Page:Sully Prudhomme - Œuvres, Poésies 1878-1879, 1886.djvu/132

La bibliothèque libre.
Le texte de cette page a été corrigé et est conforme au fac-similé.

Tous deux font l’un par l’autre un ensemble infini.
Si l’un, absorbant l’autre, eût franchi sa barrière,
Usurpant à lui seul toute l’immensité,
Ni terre alors, ni mer, ni coupole sereine
Du ciel, ni corps sacrés des Dieux, ni race humaine,
Rien n’eût, un seul moment de l’heure, subsisté ;
La matière disjointe, en poudre, éparse toute,
Par le grand vide irait vagabonde et dissoute ;
Ou plutôt, de tout temps diffuse et sans lien,
Ne se pouvant grouper, elle ne créerait rien.
     Et ce n’est certes point par conseil et génie
Que les germes entre eux se sont coordonnés ;
Ils n’ont point stipulé leur future harmonie ;
Mais de mille façons, mus, heurtés, combinés,
Ils explorent partout l’étendue infinie ;
Essayant toute sorte et de jeux et d’accords,
Ils parviennent enfin jusqu’à ces assemblages
Où se fixe créé le monde entier des corps,
Qui reste organisé pour un grand nombre d’âges
Dès que les mouvements ont trouvé leurs concerts.

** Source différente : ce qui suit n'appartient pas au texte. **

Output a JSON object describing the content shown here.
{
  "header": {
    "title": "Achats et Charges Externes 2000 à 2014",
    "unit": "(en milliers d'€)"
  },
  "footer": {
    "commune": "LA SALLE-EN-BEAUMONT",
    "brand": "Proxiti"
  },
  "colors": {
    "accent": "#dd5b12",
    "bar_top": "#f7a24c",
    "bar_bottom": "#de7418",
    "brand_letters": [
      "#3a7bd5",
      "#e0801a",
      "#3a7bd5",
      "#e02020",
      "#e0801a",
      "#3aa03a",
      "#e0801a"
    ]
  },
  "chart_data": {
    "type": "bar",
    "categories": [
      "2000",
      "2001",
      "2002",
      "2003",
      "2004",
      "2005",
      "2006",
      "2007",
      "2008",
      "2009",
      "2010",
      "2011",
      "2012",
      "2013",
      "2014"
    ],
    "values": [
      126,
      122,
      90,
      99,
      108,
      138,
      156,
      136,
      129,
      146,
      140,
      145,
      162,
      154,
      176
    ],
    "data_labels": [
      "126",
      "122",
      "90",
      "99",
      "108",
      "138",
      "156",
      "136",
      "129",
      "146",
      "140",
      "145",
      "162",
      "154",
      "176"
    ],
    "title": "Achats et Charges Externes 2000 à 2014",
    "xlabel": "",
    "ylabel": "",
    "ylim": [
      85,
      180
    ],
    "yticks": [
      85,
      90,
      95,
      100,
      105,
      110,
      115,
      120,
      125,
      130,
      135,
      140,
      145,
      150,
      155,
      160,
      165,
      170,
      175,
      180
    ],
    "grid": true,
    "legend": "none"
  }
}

L’eau des fleuves ainsi roule aux avides mers
Et les comble à grands flots, et les races pullulent
Florissantes, la terre au doux soleil mûrit
Des fruits nouveaux, les feux éthérés qui circulent
Vivent ! Mais il fallait que l’infini s’ouvrît
D’où jaillit la matière, abondamment offerte
À tous, en temps voulu, pour réparer leur perte.